For More Than A Month, A Pig Kidney Continues To Function In A Human Body | The Lifesciences Magazine

Researchers have discovered that a genetically altered pig kidney that was transplanted into a brain-dead patient more than a month ago is still functioning normally. On July 14th, a team of surgeons performed the treatment in New York, and now, for the second month, experts are monitoring the kidney’s performance.

It is the longest time a human kidney from a gene-edited pig has ever worked. Is this organ actually going to function similarly to a human organ? According to early indications, it appears to be, said Dr. Robert Montgomery, director of the transplant institute at NYU Langone.
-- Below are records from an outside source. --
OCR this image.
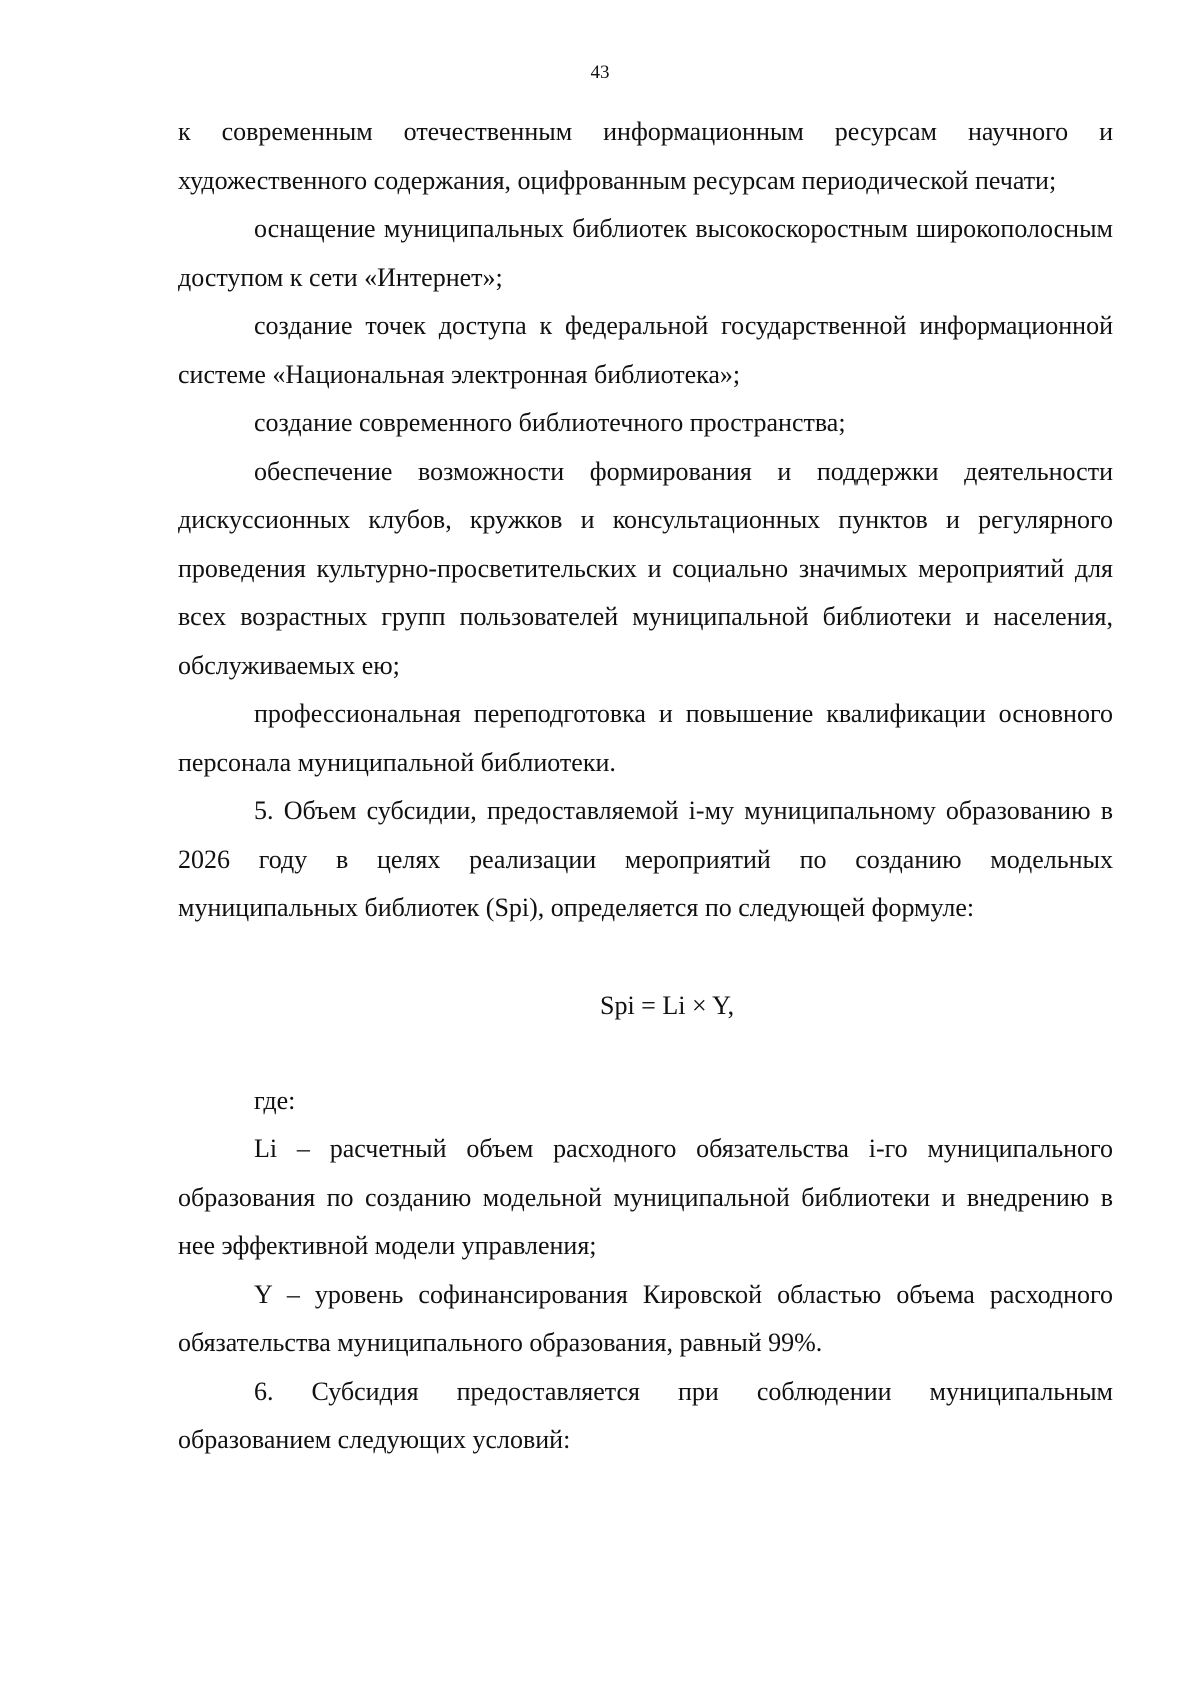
43

к современным отечественным информационным ресурсам научного и художественного содержания, оцифрованным ресурсам периодической печати;

оснащение муниципальных библиотек высокоскоростным широкополосным доступом к сети «Интернет»;

создание точек доступа к федеральной государственной информационной системе «Национальная электронная библиотека»;

создание современного библиотечного пространства;

обеспечение возможности формирования и поддержки деятельности дискуссионных клубов, кружков и консультационных пунктов и регулярного проведения культурно-просветительских и социально значимых мероприятий для всех возрастных групп пользователей муниципальной библиотеки и населения, обслуживаемых ею;

профессиональная переподготовка и повышение квалификации основного персонала муниципальной библиотеки.

5. Объем субсидии, предоставляемой i-му муниципальному образованию в 2026 году в целях реализации мероприятий по созданию модельных муниципальных библиотек (Spi), определяется по следующей формуле:

Spi = Li × Y,

где:

Li – расчетный объем расходного обязательства i-го муниципального образования по созданию модельной муниципальной библиотеки и внедрению в нее эффективной модели управления;

Y – уровень софинансирования Кировской областью объема расходного обязательства муниципального образования, равный 99%.

6. Субсидия предоставляется при соблюдении муниципальным образованием следующих условий:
The deceased patient, Maurice “Mo” Miller of upstate New York, passed away unexpectedly at the age of 57 from an unidentified brain tumour, preventing usual organ donation. His family agreed to donate his body for the study because they believed that pig kidneys might one day help to alleviate the severe lack of transplantable organs.

A single kidney from a genetically modified pig was substituted for the deceased patient’s own kidneys by Dr. Montgomery, who saw it start generating pee right away. The NYU study is one of many designed to hasten the beginning of clinical trials on live people. A pair of genetically altered pig kidneys from another donated body had been claimed to have functioned normally by researchers at the University of Alabama at Birmingham (UAB) on Wednesday.

In the first 24 hours, the kidneys produced more than 37 litres of urine and were not rejected. For the whole seven-day research, they kept working as they would in a living human. The Jama Surgery journal has accepted the UAB findings after peer review. The unidentified 52-year-old guy who received the pig kidneys had stage 2 chronic renal disease and wanted his body donated for study. He also had high blood pressure.

US surgeons say pig kidney functional in human for more than a month

The paper’s lead author, Jayme Locke, dean of UAB’s Heersink School of Medicine, said: “It has been truly extraordinary to see the first-ever pre-clinical demonstration that appropriately modified pig kidneys can safely provide normal, life-sustaining kidney function in a human and be achieved using a standard immunosuppression regimen.”

“We were able to gather additional safety and scientific information critical to our efforts to seek FDA (Food and Drug Administration) clearance of a Phase I clinical trial in living humans,” she continued, “and hopefully add a new, desperately needed solution to address an organ shortage crisis responsible for tens of thousands of preventable deaths each year.”

In January 2022, researchers from UAB performed the first genetically engineered pig kidney transplant on a person. The 57-year-old transplant patient Jim Parsons was rendered brain dead. The organ donor’s family agreed to let him remain on a ventilator so that his body would continue to operate throughout the trial. The most recent study made use of the Parsons Model, which was created at UAB to assess the viability and safety of kidney transplants from pigs to humans without endangering actual people.